In conversation with my colleague Emeritus Professor Dawn Brooker yesterday, Dawn reflected that there was a decline in care research funding and a general decrease in interest after Aricept (donepezil) was released in the late 1990s. It could be that we see a similar downturn after these new drugs get licenced. Many people live with dementia and will continue to do so. Emphasis upon understanding what works well in enabling people to live lives of quality must not be discounted at this moment.  

For people living with Alzheimer’s disease, early diagnosis will be more important than ever. Successful outcomes with donanemab are possible when damage to the brain is not advanced. Treatment will have to begin at a very early stage. At present diagnosis rates are poor. These must improve. Services will have to be better supported to achieve this. Stigma can hold people back from seeking diagnosis too. Means will have to be taken to address this.      

As more people are diagnosed earlier with dementia, they are likely to be younger and physically fitter than in recent times. An outcome may be that advocacy and campaigning by people living with dementia will be boosted. This has happened in the past, as people in better health are diagnosed. A consequence has been increasing challenge by advocates with lived experience of dementia to the status quo and what is acceptable, in terms of acknowledgement of individual rights and how support and care is offered. This is positive. If more of this transpires as a result of advances in pharmacology it will be wonderful. 
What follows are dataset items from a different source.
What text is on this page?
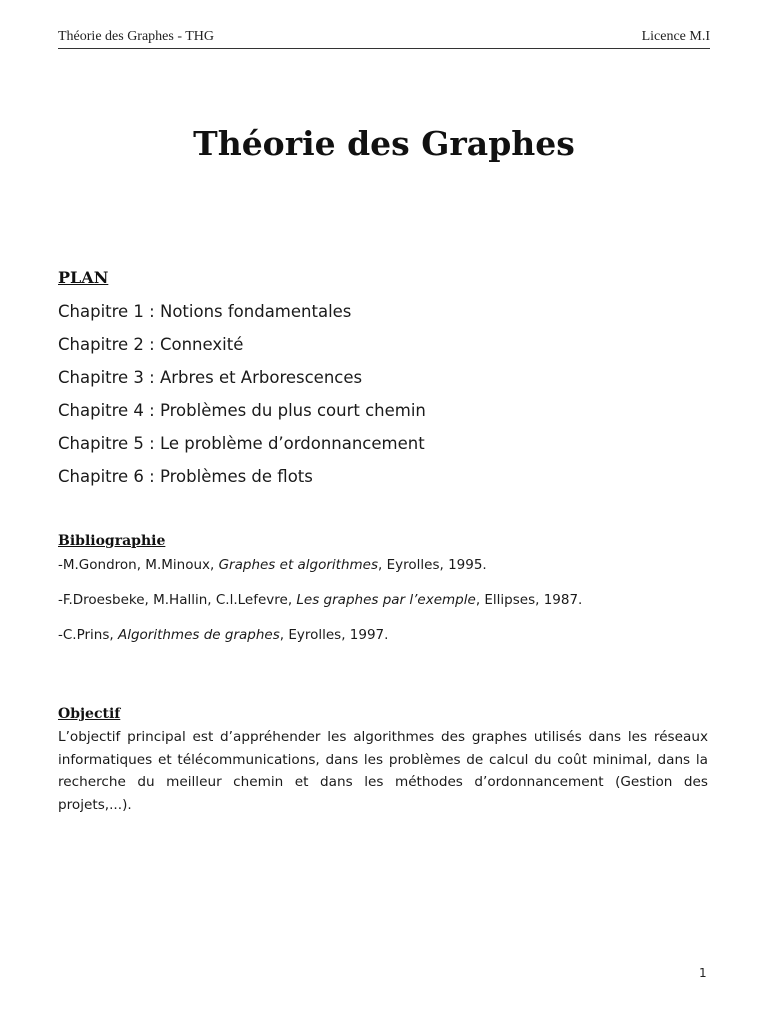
Théorie des Graphes - THG	Licence M.I
Théorie des Graphes
PLAN
Chapitre 1 : Notions fondamentales
Chapitre 2 : Connexité
Chapitre 3 : Arbres et Arborescences
Chapitre 4 : Problèmes du plus court chemin
Chapitre 5 : Le problème d’ordonnancement
Chapitre 6 : Problèmes de flots
Bibliographie
-M.Gondron, M.Minoux, Graphes et algorithmes, Eyrolles, 1995.
-F.Droesbeke, M.Hallin, C.l.Lefevre, Les graphes par l’exemple, Ellipses, 1987.
-C.Prins, Algorithmes de graphes, Eyrolles, 1997.
Objectif

L’objectif principal est d’appréhender les algorithmes des graphes utilisés dans les réseaux informatiques et télécommunications, dans les problèmes de calcul du coût minimal, dans la recherche du meilleur chemin et dans les méthodes d’ordonnancement (Gestion des projets,...).

1
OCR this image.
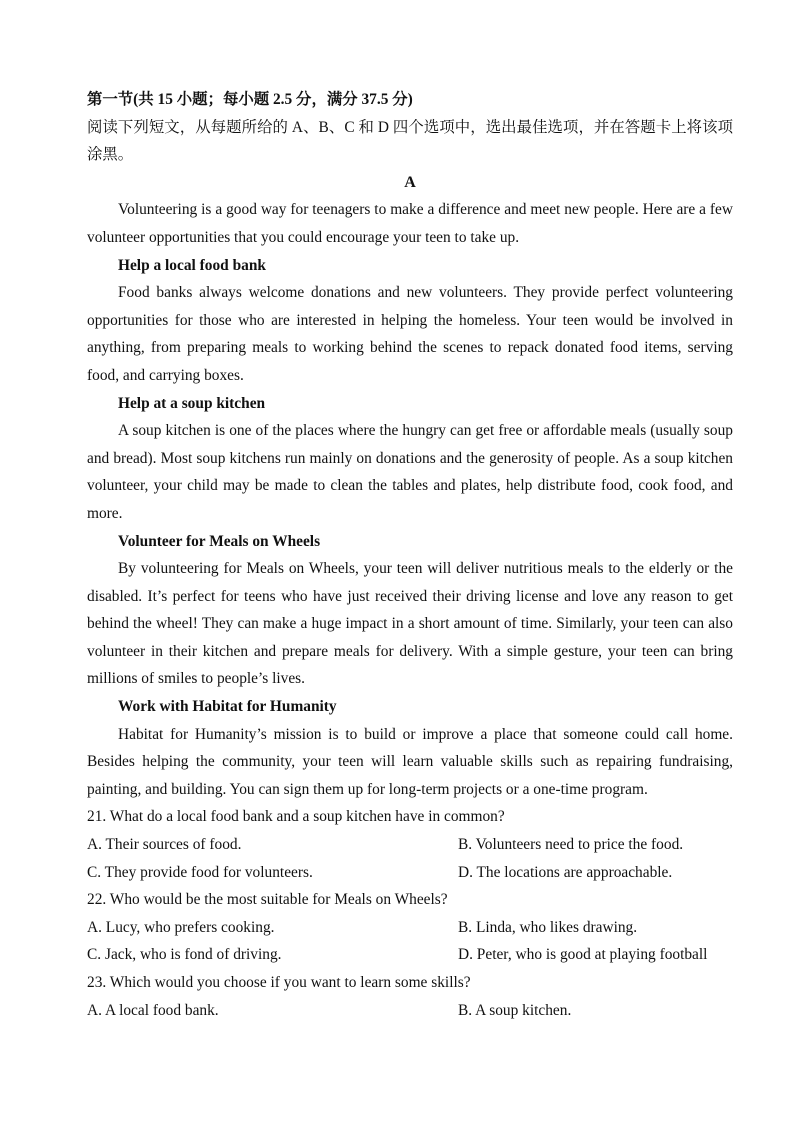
第一节(共 15 小题；每小题 2.5 分，满分 37.5 分)
阅读下列短文，从每题所给的 A、B、C 和 D 四个选项中，选出最佳选项，并在答题卡上将该项涂黑。
A
Volunteering is a good way for teenagers to make a difference and meet new people. Here are a few volunteer opportunities that you could encourage your teen to take up.
Help a local food bank
Food banks always welcome donations and new volunteers. They provide perfect volunteering opportunities for those who are interested in helping the homeless. Your teen would be involved in anything, from preparing meals to working behind the scenes to repack donated food items, serving food, and carrying boxes.
Help at a soup kitchen
A soup kitchen is one of the places where the hungry can get free or affordable meals (usually soup and bread). Most soup kitchens run mainly on donations and the generosity of people. As a soup kitchen volunteer, your child may be made to clean the tables and plates, help distribute food, cook food, and more.
Volunteer for Meals on Wheels
By volunteering for Meals on Wheels, your teen will deliver nutritious meals to the elderly or the disabled. It’s perfect for teens who have just received their driving license and love any reason to get behind the wheel! They can make a huge impact in a short amount of time. Similarly, your teen can also volunteer in their kitchen and prepare meals for delivery. With a simple gesture, your teen can bring millions of smiles to people’s lives.
Work with Habitat for Humanity
Habitat for Humanity’s mission is to build or improve a place that someone could call home. Besides helping the community, your teen will learn valuable skills such as repairing fundraising, painting, and building. You can sign them up for long-term projects or a one-time program.
21. What do a local food bank and a soup kitchen have in common?
A. Their sources of food.	B. Volunteers need to price the food.
C. They provide food for volunteers.	D. The locations are approachable.
22. Who would be the most suitable for Meals on Wheels?
A. Lucy, who prefers cooking.	B. Linda, who likes drawing.
C. Jack, who is fond of driving.	D. Peter, who is good at playing football
23. Which would you choose if you want to learn some skills?
A. A local food bank.	B. A soup kitchen.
At the Association for Dementia Studies, we are already considering what the impact will be once these drugs become widely available. For example, thinking about how pharmacological developments will work hand in hand with good psychosocial support to adjust to the changes that diagnosis brings. Several areas of our work spring to mind, not least the Meeting Centres programme – which has adjustment to change at its heart. Enabling environments is another context where we can contribute to building knowledge and best practice. Leisure too, as greater numbers of people are diagnosed at an earlier stage they are, quite rightly, going to want to continue to pursue and develop hobbies and interests. Additionally, the courses we offer, including the Postgraduate Certificate in Person-Centred Dementia Studies, will similarly incorporate new developments, and strengthen the synergy between advances in pharmacological practice alongside psychosocial support in learning and teaching. Work on stigma and how we support professionals to talk with people about dementia will be crucial, for example. Everyone we teach needs to be happy talking to people about their dementia and its implications.

So, at this most important of moments, there is much to look forward to and much to do to ensure the best outcomes are achieved for all.